Piyasanın zorlamaları

FİNAS piyasaları Merkez Bankası’nı birkaç açıdan zorlamaya başladı.

Piyasalar faizlerin düşmesini arzu ediyorlar. Merkez Bankası’nın kurlara daha yoğun müdahale etmesini istiyorlar. Piyasalar giderek artan likidite ihtiyaçlarını daha ucuza elde etmek arzusundalar.

Faizler düştükçe, devlet iç borçlanma senetlerini ellerinde bulunduranlar sermaye kazançları elde edeceklerdir. Bir başka açıdan, faizler düştükçe, geçmiş dönemde elde edilen getiriler artacaktır.

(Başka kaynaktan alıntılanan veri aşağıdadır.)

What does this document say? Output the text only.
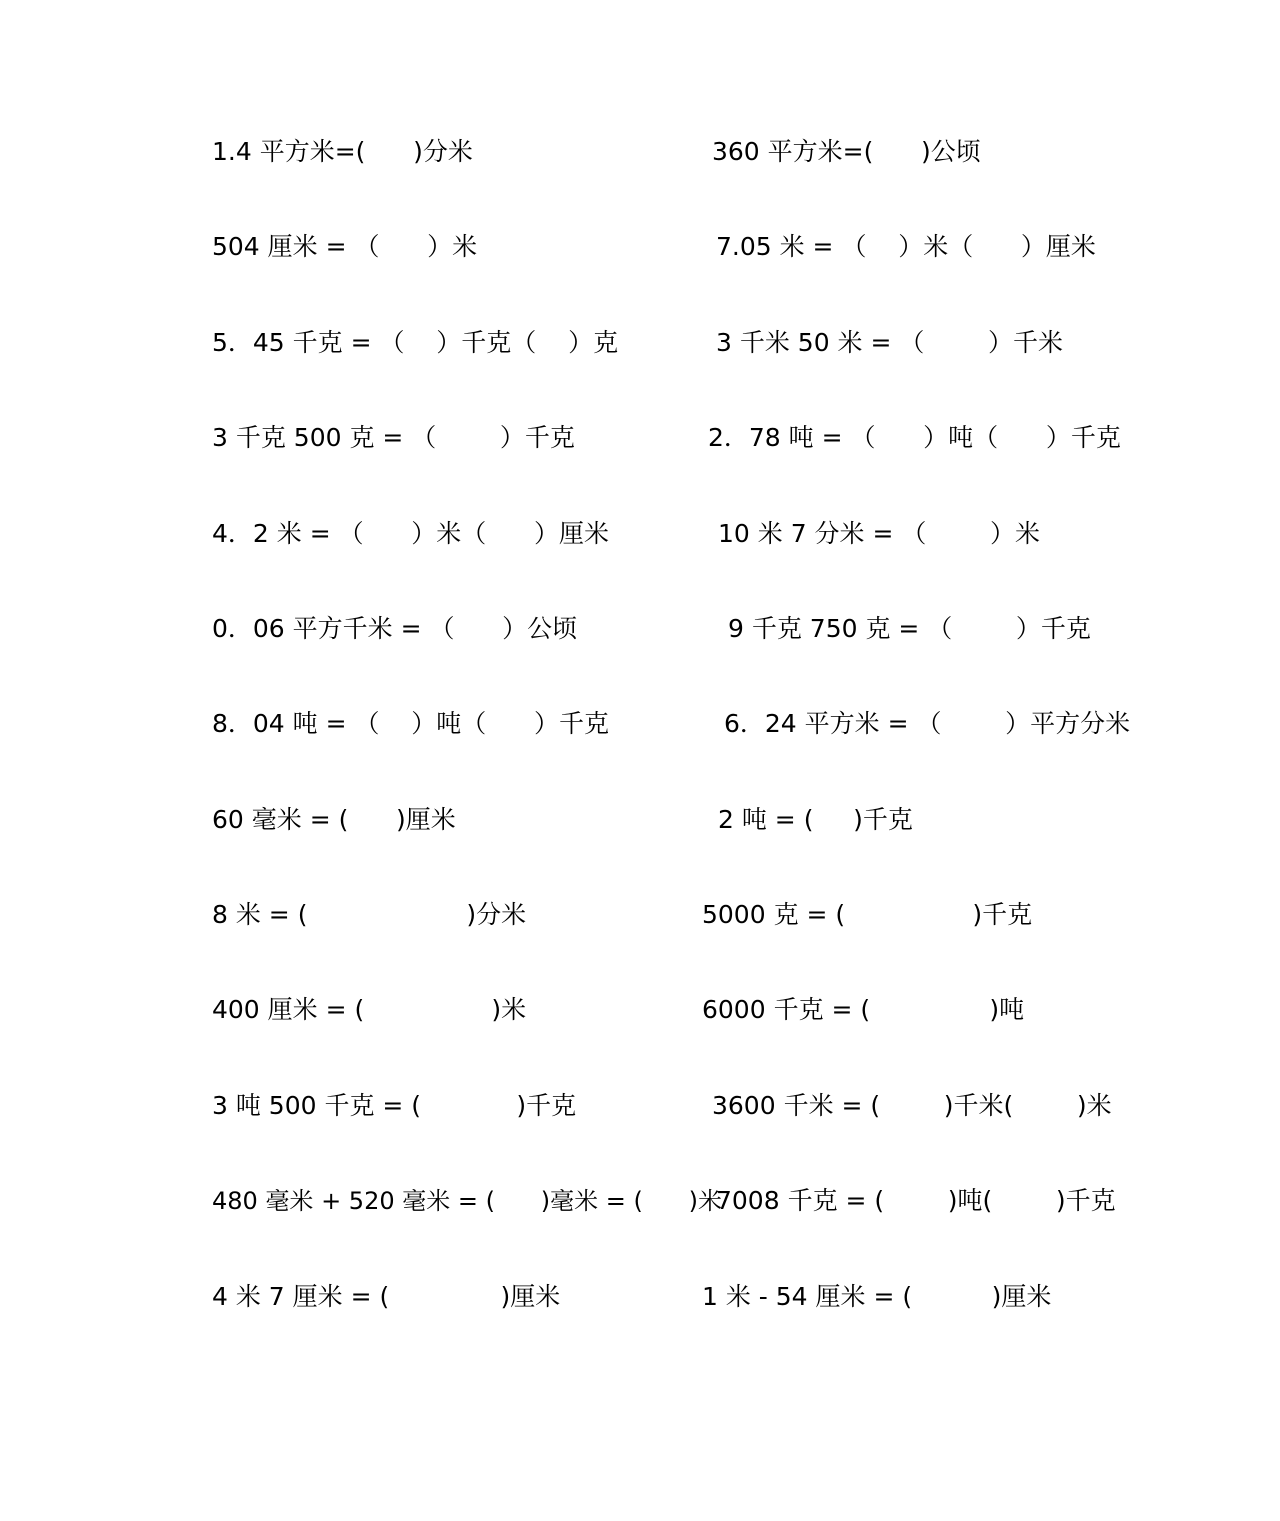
1.4 平方米=(      )分米
504 厘米 = （      ）米
5．45 千克 = （    ）千克（    ）克
3 千克 500 克 = （        ）千克
4．2 米 = （      ）米（      ）厘米
0．06 平方千米 = （      ）公顷
8．04 吨 = （    ）吨（      ）千克
60 毫米 = (      )厘米
8 米 = (                    )分米
400 厘米 = (                )米
3 吨 500 千克 = (            )千克
480 毫米 + 520 毫米 = (      )毫米 = (      )米
4 米 7 厘米 = (              )厘米
360 平方米=(      )公顷
7.05 米 = （    ）米（      ）厘米
3 千米 50 米 = （        ）千米
2．78 吨 = （      ）吨（      ）千克
10 米 7 分米 = （        ）米
9 千克 750 克 = （        ）千克
6．24 平方米 = （        ）平方分米
2 吨 = (     )千克
5000 克 = (                )千克
6000 千克 = (               )吨
3600 千米 = (        )千米(        )米
7008 千克 = (        )吨(        )千克
1 米 - 54 厘米 = (          )厘米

Döviz kurları düşmeye devam ediyor. Yani, Türk parası daha da değerlenmeye devam ediyor. Kurların düşmeye devam etmesi bir anlamda Merkez Bankası’nı döviz piyasasına davet etmek anlamına geliyor. Piyasalar Merkez Bankası’nın kurlara daha yoğun müdahale edip piyasadan döviz alarak likidite yaratmasını talep ediyor. Genel kanının aksine, son dönemde, döviz kurları, yabancı döviz sattığı için sattığı için değil, piyasa Merkez Bankası’na ‘gel-gel’ yaptığı için düşüyor. Kısacası, dalgalı kur rejiminin bir başka cilvesini yaşıyoruz.

ÜÇLÜ DENGE

Bütün bu istekler Merkez Bankası’nın kamuoyuna açıkladığı enflasyon hedefiyle tutarlı mı?
Konunun can alıcı tarafı da zaten burada. Korunması gereken sürdürülebilir denge, ‘kur-faiz-sermaye akımları’ üçgeninin enflasyonu kalıcı bir biçimde düşürecek düzlemde tutulabilmesidir. Bu üçgenin yansımaları iç talep, cari işlemler dengesi ve ekonomik büyümedir.

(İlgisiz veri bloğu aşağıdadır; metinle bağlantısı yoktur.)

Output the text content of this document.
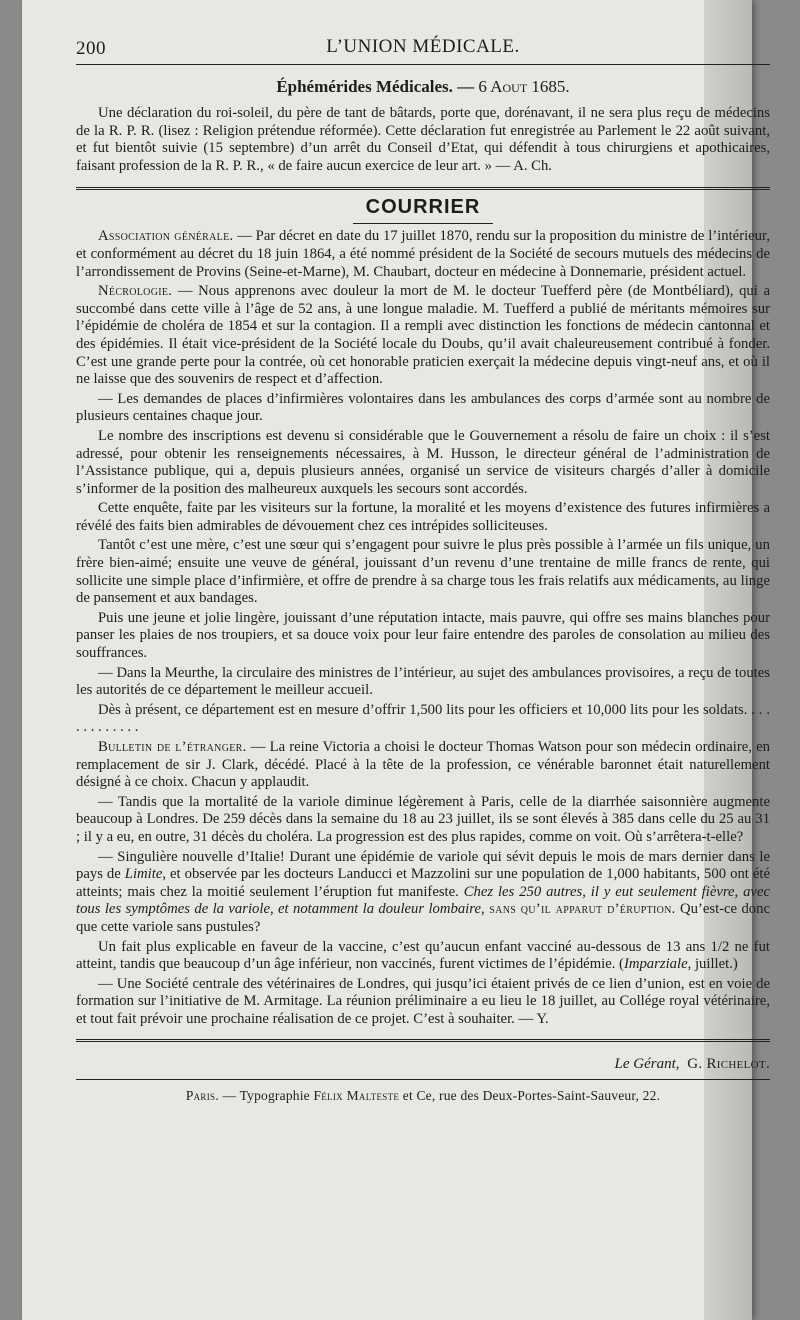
200	L’UNION MÉDICALE.
Éphémérides Médicales. — 6 Aout 1685.

Une déclaration du roi-soleil, du père de tant de bâtards, porte que, dorénavant, il ne sera plus reçu de médecins de la R. P. R. (lisez : Religion prétendue réformée). Cette déclaration fut enregistrée au Parlement le 22 août suivant, et fut bientôt suivie (15 septembre) d’un arrêt du Conseil d’Etat, qui défendit à tous chirurgiens et apothicaires, faisant profession de la R. P. R., « de faire aucun exercice de leur art. » — A. Ch.

COURRIER

Association générale. — Par décret en date du 17 juillet 1870, rendu sur la proposition du ministre de l’intérieur, et conformément au décret du 18 juin 1864, a été nommé président de la Société de secours mutuels des médecins de l’arrondissement de Provins (Seine-et-Marne), M. Chaubart, docteur en médecine à Donnemarie, président actuel.

Nécrologie. — Nous apprenons avec douleur la mort de M. le docteur Tuefferd père (de Montbéliard), qui a succombé dans cette ville à l’âge de 52 ans, à une longue maladie. M. Tuefferd a publié de méritants mémoires sur l’épidémie de choléra de 1854 et sur la contagion. Il a rempli avec distinction les fonctions de médecin cantonnal et des épidémies. Il était vice-président de la Société locale du Doubs, qu’il avait chaleureusement contribué à fonder. C’est une grande perte pour la contrée, où cet honorable praticien exerçait la médecine depuis vingt-neuf ans, et où il ne laisse que des souvenirs de respect et d’affection.

— Les demandes de places d’infirmières volontaires dans les ambulances des corps d’armée sont au nombre de plusieurs centaines chaque jour.

Le nombre des inscriptions est devenu si considérable que le Gouvernement a résolu de faire un choix : il s’est adressé, pour obtenir les renseignements nécessaires, à M. Husson, le directeur général de l’administration de l’Assistance publique, qui a, depuis plusieurs années, organisé un service de visiteurs chargés d’aller à domicile s’informer de la position des malheureux auxquels les secours sont accordés.

Cette enquête, faite par les visiteurs sur la fortune, la moralité et les moyens d’existence des futures infirmières a révélé des faits bien admirables de dévouement chez ces intrépides solliciteuses.

Tantôt c’est une mère, c’est une sœur qui s’engagent pour suivre le plus près possible à l’armée un fils unique, un frère bien-aimé; ensuite une veuve de général, jouissant d’un revenu d’une trentaine de mille francs de rente, qui sollicite une simple place d’infirmière, et offre de prendre à sa charge tous les frais relatifs aux médicaments, au linge de pansement et aux bandages.

Puis une jeune et jolie lingère, jouissant d’une réputation intacte, mais pauvre, qui offre ses mains blanches pour panser les plaies de nos troupiers, et sa douce voix pour leur faire entendre des paroles de consolation au milieu des souffrances.

— Dans la Meurthe, la circulaire des ministres de l’intérieur, au sujet des ambulances provisoires, a reçu de toutes les autorités de ce département le meilleur accueil.

Dès à présent, ce département est en mesure d’offrir 1,500 lits pour les officiers et 10,000 lits pour les soldats. . . . . . . . . . . . .

Bulletin de l’étranger. — La reine Victoria a choisi le docteur Thomas Watson pour son médecin ordinaire, en remplacement de sir J. Clark, décédé. Placé à la tête de la profession, ce vénérable baronnet était naturellement désigné à ce choix. Chacun y applaudit.

— Tandis que la mortalité de la variole diminue légèrement à Paris, celle de la diarrhée saisonnière augmente beaucoup à Londres. De 259 décès dans la semaine du 18 au 23 juillet, ils se sont élevés à 385 dans celle du 25 au 31 ; il y a eu, en outre, 31 décès du choléra. La progression est des plus rapides, comme on voit. Où s’arrêtera-t-elle?

— Singulière nouvelle d’Italie! Durant une épidémie de variole qui sévit depuis le mois de mars dernier dans le pays de Limite, et observée par les docteurs Landucci et Mazzolini sur une population de 1,000 habitants, 500 ont été atteints; mais chez la moitié seulement l’éruption fut manifeste. Chez les 250 autres, il y eut seulement fièvre, avec tous les symptômes de la variole, et notamment la douleur lombaire, sans qu’il apparut d’éruption. Qu’est-ce donc que cette variole sans pustules?

Un fait plus explicable en faveur de la vaccine, c’est qu’aucun enfant vacciné au-dessous de 13 ans 1/2 ne fut atteint, tandis que beaucoup d’un âge inférieur, non vaccinés, furent victimes de l’épidémie. (Imparziale, juillet.)

— Une Société centrale des vétérinaires de Londres, qui jusqu’ici étaient privés de ce lien d’union, est en voie de formation sur l’initiative de M. Armitage. La réunion préliminaire a eu lieu le 18 juillet, au Collége royal vétérinaire, et tout fait prévoir une prochaine réalisation de ce projet. C’est à souhaiter. — Y.

Le Gérant, G. Richelot.
Paris. — Typographie Félix Malteste et Ce, rue des Deux-Portes-Saint-Sauveur, 22.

Dalgalı kur rejiminin uygulamaya konmasının önemli nedenlerinden biri Merkez Bankası’nın kendi bilançosu üzerindeki kontrolü güçlendirerek enflasyonu kontrol etmeyi ve enflasyonu hedeflemeyi kolaylaştırmaktır. Yani, Merkez Bankası’nın kurları belli bir düzeyde tutabilmek için bilançosunu büyütmek durumunda kalması enflasyonla mücadeleyi sakatlayan ve/veya geciktiren bir unsur olacaktır. Bu seçim yapılmıştır. Geri dönüş yoktur.

Piyasanın Merkez Bankası’nın dövize daha yoğun müdahale ederek kurların düşmesini engellemeye çalışmasını istemek bir anlamda bilançosu üzerindeki hedeflerini yumuşatmasını istemek anlamına gelmektedir.

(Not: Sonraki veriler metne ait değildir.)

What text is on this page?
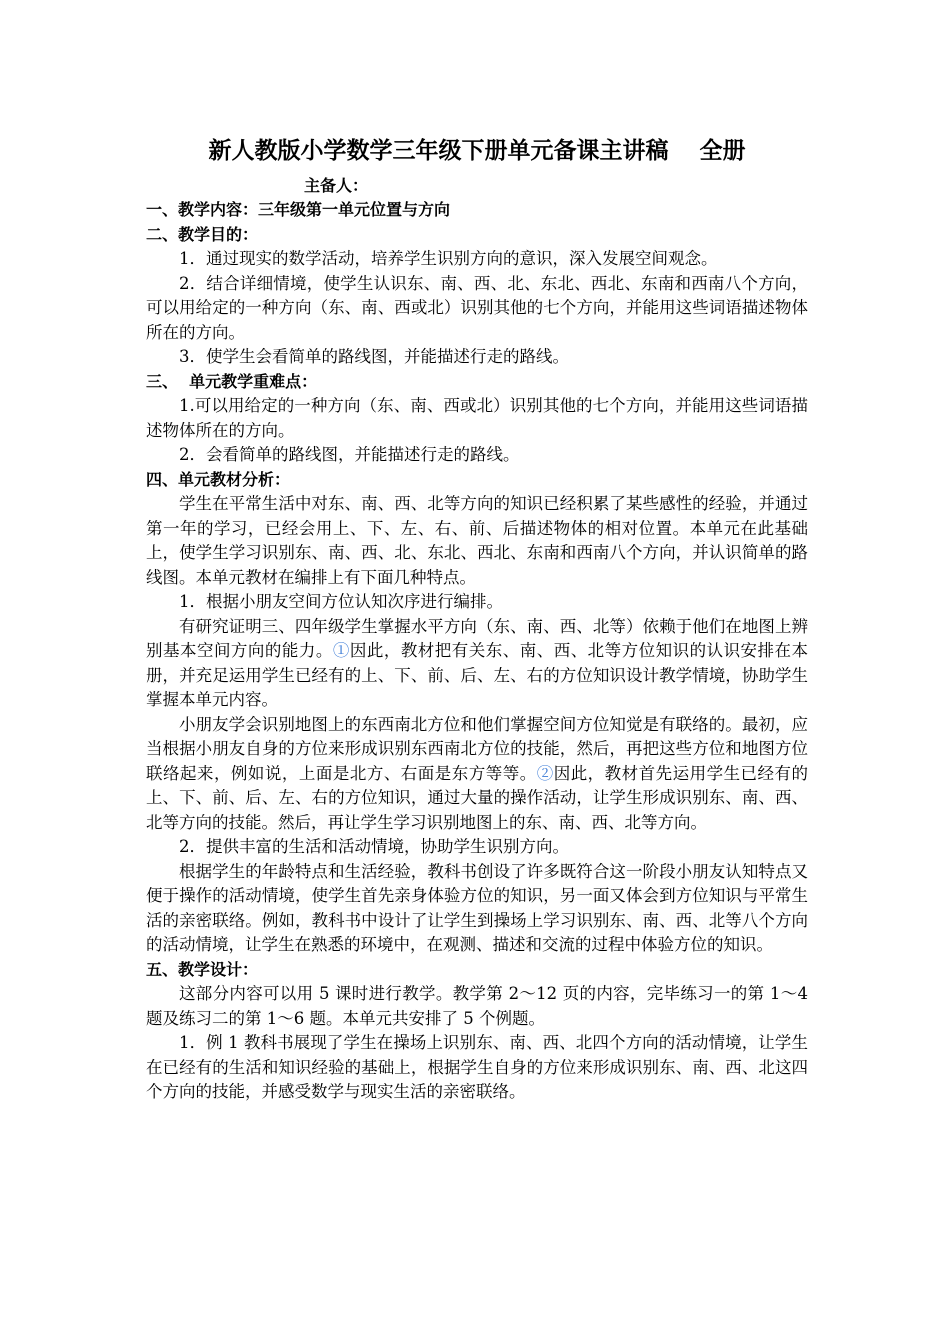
新人教版小学数学三年级下册单元备课主讲稿　 全册
主备人：
一、教学内容：三年级第一单元位置与方向
二、教学目的：

1．通过现实的数学活动，培养学生识别方向的意识，深入发展空间观念。

2．结合详细情境，使学生认识东、南、西、北、东北、西北、东南和西南八个方向，可以用给定的一种方向（东、南、西或北）识别其他的七个方向，并能用这些词语描述物体所在的方向。

3．使学生会看简单的路线图，并能描述行走的路线。

三、  单元教学重难点：

1.可以用给定的一种方向（东、南、西或北）识别其他的七个方向，并能用这些词语描述物体所在的方向。

2．会看简单的路线图，并能描述行走的路线。

四、单元教材分析：

学生在平常生活中对东、南、西、北等方向的知识已经积累了某些感性的经验，并通过第一年的学习，已经会用上、下、左、右、前、后描述物体的相对位置。本单元在此基础上，使学生学习识别东、南、西、北、东北、西北、东南和西南八个方向，并认识简单的路线图。本单元教材在编排上有下面几种特点。

1．根据小朋友空间方位认知次序进行编排。

有研究证明三、四年级学生掌握水平方向（东、南、西、北等）依赖于他们在地图上辨别基本空间方向的能力。①因此，教材把有关东、南、西、北等方位知识的认识安排在本册，并充足运用学生已经有的上、下、前、后、左、右的方位知识设计教学情境，协助学生掌握本单元内容。

小朋友学会识别地图上的东西南北方位和他们掌握空间方位知觉是有联络的。最初，应当根据小朋友自身的方位来形成识别东西南北方位的技能，然后，再把这些方位和地图方位联络起来，例如说，上面是北方、右面是东方等等。②因此，教材首先运用学生已经有的上、下、前、后、左、右的方位知识，通过大量的操作活动，让学生形成识别东、南、西、北等方向的技能。然后，再让学生学习识别地图上的东、南、西、北等方向。

2．提供丰富的生活和活动情境，协助学生识别方向。

根据学生的年龄特点和生活经验，教科书创设了许多既符合这一阶段小朋友认知特点又便于操作的活动情境，使学生首先亲身体验方位的知识，另一面又体会到方位知识与平常生活的亲密联络。例如，教科书中设计了让学生到操场上学习识别东、南、西、北等八个方向的活动情境，让学生在熟悉的环境中，在观测、描述和交流的过程中体验方位的知识。

五、教学设计：

这部分内容可以用 5 课时进行教学。教学第 2～12 页的内容，完毕练习一的第 1～4 题及练习二的第 1～6 题。本单元共安排了 5 个例题。

1．例 1 教科书展现了学生在操场上识别东、南、西、北四个方向的活动情境，让学生在已经有的生活和知识经验的基础上，根据学生自身的方位来形成识别东、南、西、北这四个方向的技能，并感受数学与现实生活的亲密联络。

Merkez Bankası daha yılın başında bilançosunu çok hızlı büyütmek istemeyeceğini düşünmek fazla yanıltıcı olmayacaktır. Kaldı ki, yılın başında yapılan açıklamalarda, Merkez Bankası döviz rezervi biriktirmek istediğini söylemiştir, ama piyasanın ihtiyacı olacağı likiditeyi mutlaka döviz alarak sağlayacağını söylememiştir. Yine de, piyasalar ‘gel-gel’ yapmaya devam etmektedirler.

ÖNCE HEDEF

Faizlerin düşürülmesini istemek de bir anlamda farklı yollardan aynı kapıya çıkmaktadır. Faizlerin düşmesi bugünkü dengede Merkez Bankası’nın piyasadan daha az borçlanması anlamına gelecektir. İleride, Merkez bankası piyasalara net bazda borç veren bir konuma geldiğinde, faizlerin düşmesi Merkez Bankası’nın piyasaya daha fazla likidite vermesi anlamına gelecektir
. İki durumda da, parasal genişleme söz konusudur.

Parasal genişlemenin enflasyon hedefiyle çeliştiği aşamada Merkez Bankası’ndan döviz kurlarına ya da faizlere müdahale etmesini beklemek çok gerçekçi değildir. Gerçekçi olmayan yaklaşımlarla piyasaların kur-faiz dengesini şaşırtması bir aşamada ekonomik istikrarı bozabilecek önemli bir etken olabilecektir.